Tom Eldridge, director of public services, said staff cuts in recent years have made it difficult to clear the city sidewalks already agreed upon and adding new sidewalks would be an even greater strain on the department.
“We receive lots of requests to clear sidewalks. There are 40 or 50 miles of sidewalks in Westbrook and we provide winter maintenance to about 20 miles of that,” Eldridge said. “The ones we do plow are the busiest in the city and the ones for school kids walking to school. We haven’t added any new sidewalks to that list in years.”
Eldridge said the city has ordinances that govern where the department provides services. Years ago, there was a change in the ordinance that cut most services to developments with more than 10 units, including trash removal. Two or three condominium facilities were allowed to keep public trash removal because they had been around before the rule was in place, so they were grandfathered in, said Eldridge.
Eldridge said public services only plows public roads that have been built to city standards and approved as public ways by the Planning Board.

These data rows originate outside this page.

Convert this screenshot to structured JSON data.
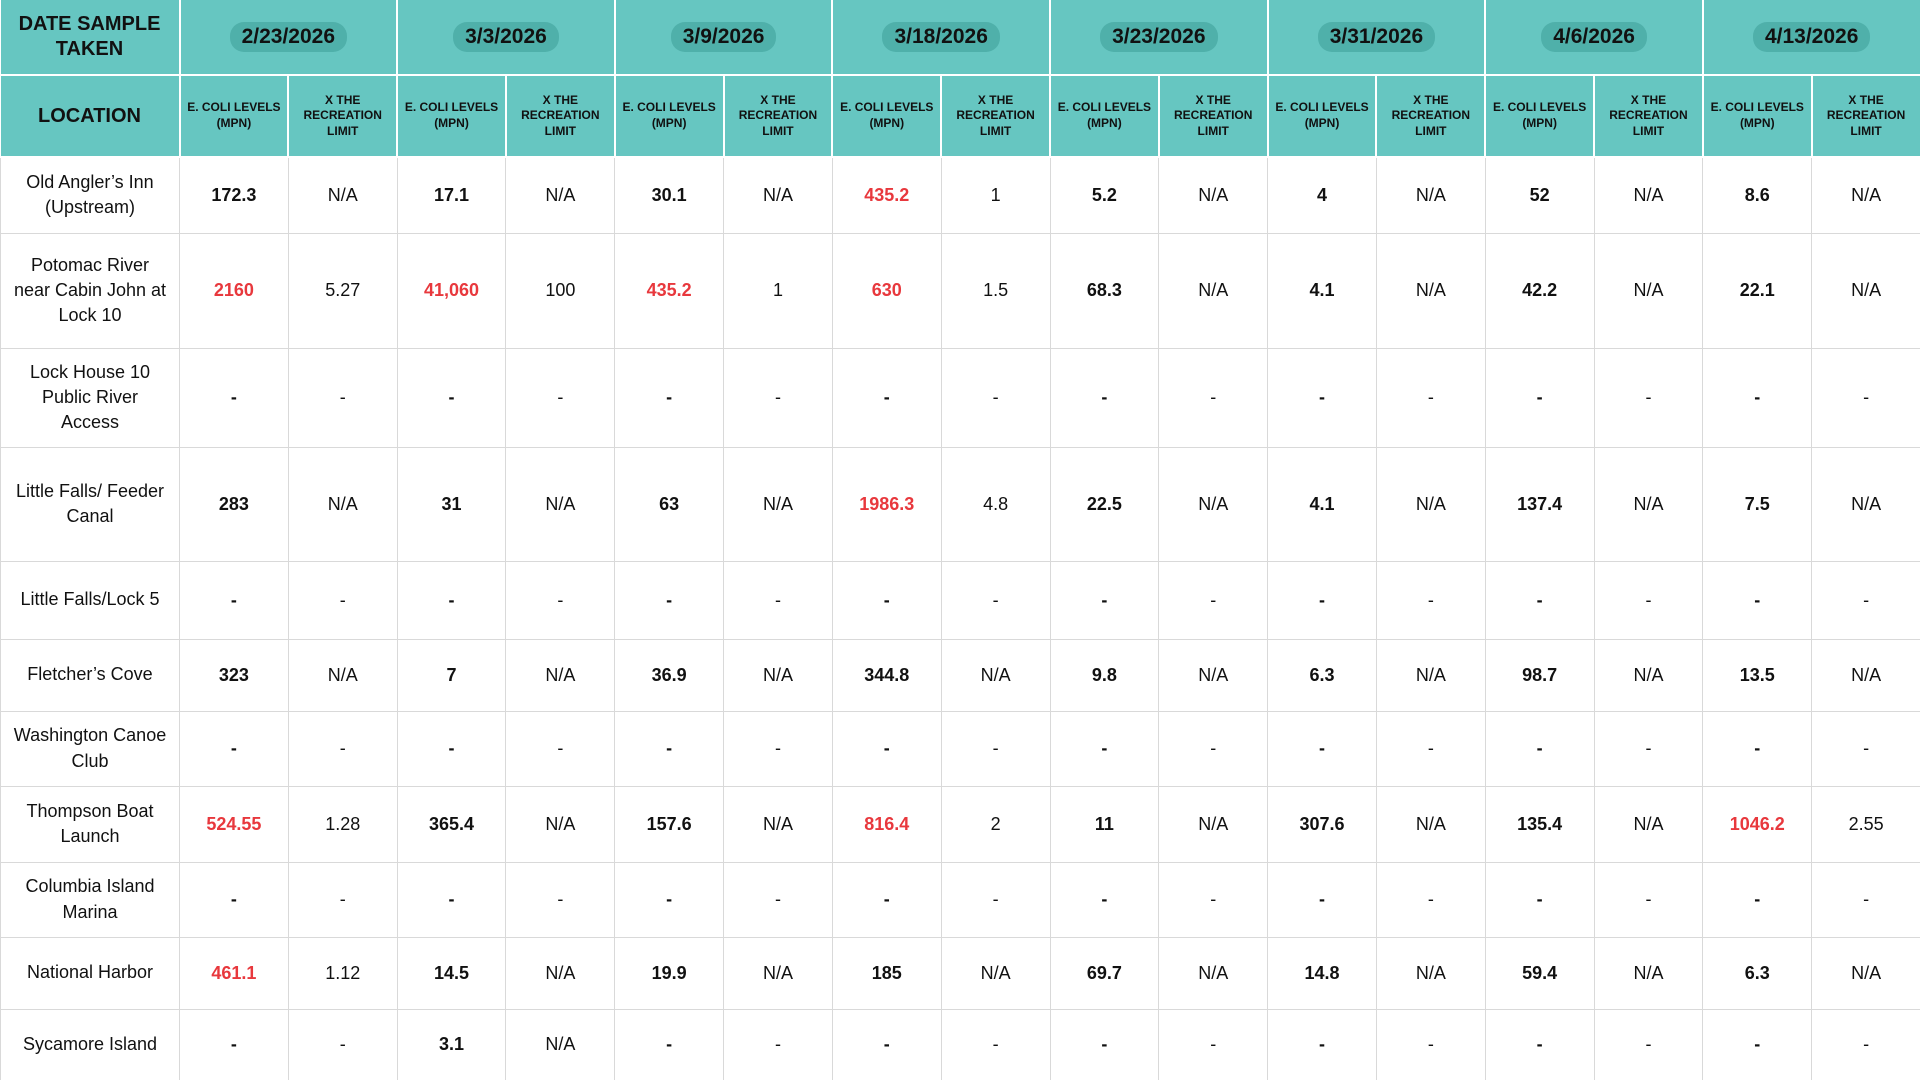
{
  "table": {
    "corner_top": "DATE SAMPLE TAKEN",
    "corner_bottom": "LOCATION",
    "dates": [
      "2/23/2026",
      "3/3/2026",
      "3/9/2026",
      "3/18/2026",
      "3/23/2026",
      "3/31/2026",
      "4/6/2026",
      "4/13/2026"
    ],
    "sub_headers": [
      "E. COLI LEVELS (MPN)",
      "X THE RECREATION LIMIT"
    ],
    "rows": [
      {
        "location": "Old Angler’s Inn (Upstream)",
        "cells": [
          "172.3",
          "N/A",
          "17.1",
          "N/A",
          "30.1",
          "N/A",
          {
            "text": "435.2",
            "color": "#e8383d"
          },
          "1",
          "5.2",
          "N/A",
          "4",
          "N/A",
          "52",
          "N/A",
          "8.6",
          "N/A"
        ]
      },
      {
        "location": "Potomac River near Cabin John at Lock 10",
        "cells": [
          {
            "text": "2160",
            "color": "#e8383d"
          },
          "5.27",
          {
            "text": "41,060",
            "color": "#e8383d"
          },
          "100",
          {
            "text": "435.2",
            "color": "#e8383d"
          },
          "1",
          {
            "text": "630",
            "color": "#e8383d"
          },
          "1.5",
          "68.3",
          "N/A",
          "4.1",
          "N/A",
          "42.2",
          "N/A",
          "22.1",
          "N/A"
        ]
      },
      {
        "location": "Lock House 10 Public River Access",
        "cells": [
          "-",
          "-",
          "-",
          "-",
          "-",
          "-",
          "-",
          "-",
          "-",
          "-",
          "-",
          "-",
          "-",
          "-",
          "-",
          "-"
        ]
      },
      {
        "location": "Little Falls/ Feeder Canal",
        "cells": [
          "283",
          "N/A",
          "31",
          "N/A",
          "63",
          "N/A",
          {
            "text": "1986.3",
            "color": "#e8383d"
          },
          "4.8",
          "22.5",
          "N/A",
          "4.1",
          "N/A",
          "137.4",
          "N/A",
          "7.5",
          "N/A"
        ]
      },
      {
        "location": "Little Falls/Lock 5",
        "cells": [
          "-",
          "-",
          "-",
          "-",
          "-",
          "-",
          "-",
          "-",
          "-",
          "-",
          "-",
          "-",
          "-",
          "-",
          "-",
          "-"
        ]
      },
      {
        "location": "Fletcher’s Cove",
        "cells": [
          "323",
          "N/A",
          "7",
          "N/A",
          "36.9",
          "N/A",
          "344.8",
          "N/A",
          "9.8",
          "N/A",
          "6.3",
          "N/A",
          "98.7",
          "N/A",
          "13.5",
          "N/A"
        ]
      },
      {
        "location": "Washington Canoe Club",
        "cells": [
          "-",
          "-",
          "-",
          "-",
          "-",
          "-",
          "-",
          "-",
          "-",
          "-",
          "-",
          "-",
          "-",
          "-",
          "-",
          "-"
        ]
      },
      {
        "location": "Thompson Boat Launch",
        "cells": [
          {
            "text": "524.55",
            "color": "#e8383d"
          },
          "1.28",
          "365.4",
          "N/A",
          "157.6",
          "N/A",
          {
            "text": "816.4",
            "color": "#e8383d"
          },
          "2",
          "11",
          "N/A",
          "307.6",
          "N/A",
          "135.4",
          "N/A",
          {
            "text": "1046.2",
            "color": "#e8383d"
          },
          "2.55"
        ]
      },
      {
        "location": "Columbia Island Marina",
        "cells": [
          "-",
          "-",
          "-",
          "-",
          "-",
          "-",
          "-",
          "-",
          "-",
          "-",
          "-",
          "-",
          "-",
          "-",
          "-",
          "-"
        ]
      },
      {
        "location": "National Harbor",
        "cells": [
          {
            "text": "461.1",
            "color": "#e8383d"
          },
          "1.12",
          "14.5",
          "N/A",
          "19.9",
          "N/A",
          "185",
          "N/A",
          "69.7",
          "N/A",
          "14.8",
          "N/A",
          "59.4",
          "N/A",
          "6.3",
          "N/A"
        ]
      },
      {
        "location": "Sycamore Island",
        "cells": [
          "-",
          "-",
          "3.1",
          "N/A",
          "-",
          "-",
          "-",
          "-",
          "-",
          "-",
          "-",
          "-",
          "-",
          "-",
          "-",
          "-"
        ]
      }
    ]
  }
}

Brydon Farm, which is located off Route 302, has Brydon Way and Grandview Drive, both public roads and therefore plowed by the city.
Eldridge said most condo associations are located in developments that are on private roads and do not receive any services from the city.

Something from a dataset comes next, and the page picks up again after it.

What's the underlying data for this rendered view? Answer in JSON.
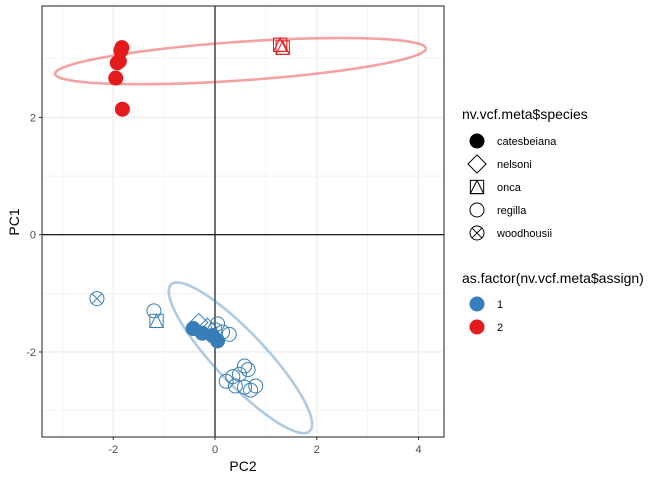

City Councilor Mike Foley disagreed with adding more public services to Brydon Farm, especially if the developer built the sidewalks knowing they did not meet city standards, but at a cost savings to them.
“Adding additional services to condo associations would represent a significant increase in cost to the city and we’d have to do that for everyone,” Foley said during a June 3 council meeting.
But other councilors were more sympathetic.
“They don’t get the same services as other taxpayers,” said Councilor Mike Sanphy during the same meeting. Councilor Paul Emery supported Sanphy’s motion to review the request from Brydon Farm at a future council meeting.
There are 72 condominiums on the Brydon Farm property, far exceeding the maximum number of properties on one parcel that triggers the divide between services covered under the city and services that are handled by the condo association.
John Aden, president of the Brydon Farm condo board, said the streets in Brydon Farm do get plowed, but the sidewalks do not. There is no public trash pickup.
“We’re paying full-blown taxes, they’re kind of high taxes, for very little services,” said Aden. “It just doesn’t seem fair. We don’t need a lot of stuff.”